# California CPC 2016 Occupant Load Calculation



## Steven J Schloeder (Jun 23, 2018)

Please verify or correct my understanding here: 

CPC 2016 calculates *occupant loads* differently from CBC 2016

CPC 2016 uses Table A under section 422.0; CBC 2016 uses Table 1004.1.2.  

These two tables have different load factors, which assumes a very different number of people occupying the space (e.g., Assembly A-3 non fixed seating is only 30 SF per person in CPC vs 7 SF per person in CBC -- this is a vast difference, which calls for some explanation).   

CPC 2016 states:

* 422.1 Fixture Count *
  Plumbing fixtures shall be provided for the type of building occupancy and in the minimum number shown in Table 422.1. _*[OSHPD 1, 2, 3 & 4] and Table 4-2*_ *The total occupant load and occupancy classification shall be determined in accordance with Occupant Load Factor Table A and the California Building Code.* Occupancy classification not shown in Table 422.1 shall be considered separately by the Authority Having Jurisdiction.
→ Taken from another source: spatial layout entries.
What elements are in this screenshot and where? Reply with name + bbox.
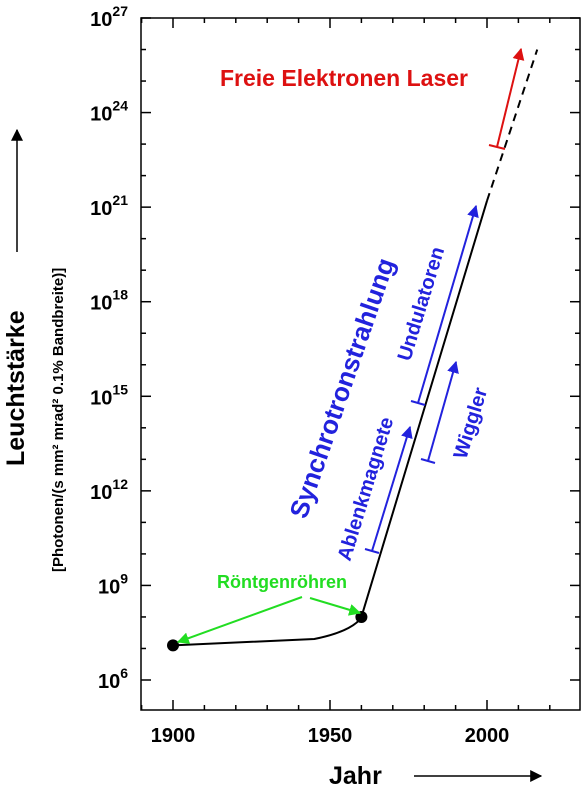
projection-line bbox=[486, 49, 539, 202]
undulator-label: Undulatoren bbox=[394, 244, 449, 363]
wiggler-arrow bbox=[427, 360, 459, 462]
y-axis-title: Leuchtstärke bbox=[2, 310, 30, 466]
y-axis-ticks: 106 109 1012 1015 1018 1021 1024 1027 bbox=[90, 3, 580, 693]
x-tick-label: 2000 bbox=[465, 725, 510, 747]
annotation-arrows bbox=[176, 47, 525, 644]
xray-label: Röntgenröhren bbox=[217, 572, 347, 592]
x-axis-title: Jahr bbox=[329, 762, 382, 787]
undulator-arrow bbox=[417, 204, 479, 404]
y-tick-label: 109 bbox=[98, 570, 128, 598]
data-point-marker bbox=[167, 639, 179, 652]
x-tick-label: 1950 bbox=[308, 725, 353, 747]
fel-arrow-bar bbox=[488, 144, 506, 150]
synchrotron-label: Synchrotronstrahlung bbox=[283, 254, 400, 522]
y-tick-label: 1012 bbox=[90, 476, 128, 504]
wiggler-arrow-bar bbox=[420, 458, 436, 464]
y-tick-label: 1024 bbox=[90, 98, 128, 126]
y-tick-label: 1027 bbox=[90, 3, 128, 31]
y-tick-label: 106 bbox=[98, 665, 128, 693]
ablenk-arrow bbox=[371, 425, 413, 552]
fel-label: Freie Elektronen Laser bbox=[220, 65, 468, 91]
undulator-arrow-bar bbox=[410, 400, 426, 406]
plot-frame bbox=[140, 17, 581, 711]
ablenk-label: Ablenkmagnete bbox=[334, 415, 399, 564]
y-tick-label: 1018 bbox=[90, 287, 128, 315]
ablenk-arrow-bar bbox=[364, 548, 380, 554]
y-axis-units: [Photonen/(s mm² mrad² 0.1% Bandbreite)] bbox=[50, 268, 67, 572]
xray-arrow-left bbox=[176, 596, 303, 644]
y-tick-label: 1021 bbox=[90, 192, 128, 220]
wiggler-label: Wiggler bbox=[450, 385, 492, 462]
xray-arrow-right bbox=[309, 597, 362, 616]
fel-arrow bbox=[496, 47, 525, 148]
y-tick-label: 1015 bbox=[90, 381, 128, 409]
x-tick-label: 1900 bbox=[151, 725, 196, 747]
x-axis-ticks: 1900 1950 2000 bbox=[140, 18, 551, 747]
Does this mean that the *occupant load* is determined by *Occupant Load Factor A in CPC*; and the *occupancy classification* is determined by *California Building Code*?  This is the only way I can think to reconcile the difference, since both have load factor calculations, though the language is ambiguous. 

Also, *CPC 2016 *states

    The minimum number of fixtures shall be calculated *at 50 percent male and 50 percent female based on the total occupant load*. Where information submitted indicates a difference in distribution of the sexes such information shall be used in order to determine the number of fixtures for each sex. *Once the occupancy load and occupancy are determined, Table 422.1 shall be applied to determine the minimum number of plumbing fixtures required.* Where applying the fixture ratios in Table 422.1 results in fractional numbers, such numbers shall be rounded to the next whole number. For multiple occupancies, fractional numbers shall be first summed and then rounded to the next whole number.

Comparing CBC Table 1004.1.2. and CPC Table A,  the egress and room occupancy calcs under CBC are quite more restrictive (as noted above), and the fixture counts under CPC are quite more reduced.  

So on the code check sheet for the permit set, we need to consider two entirely different occupant loads (the number of people who are assumed to be in the building), and then further reduce the CPC by 1/2 to arrive at fixture counts for male vs females.  

Is that accurate? 

Thanks for your help in clearing this up for me.


----------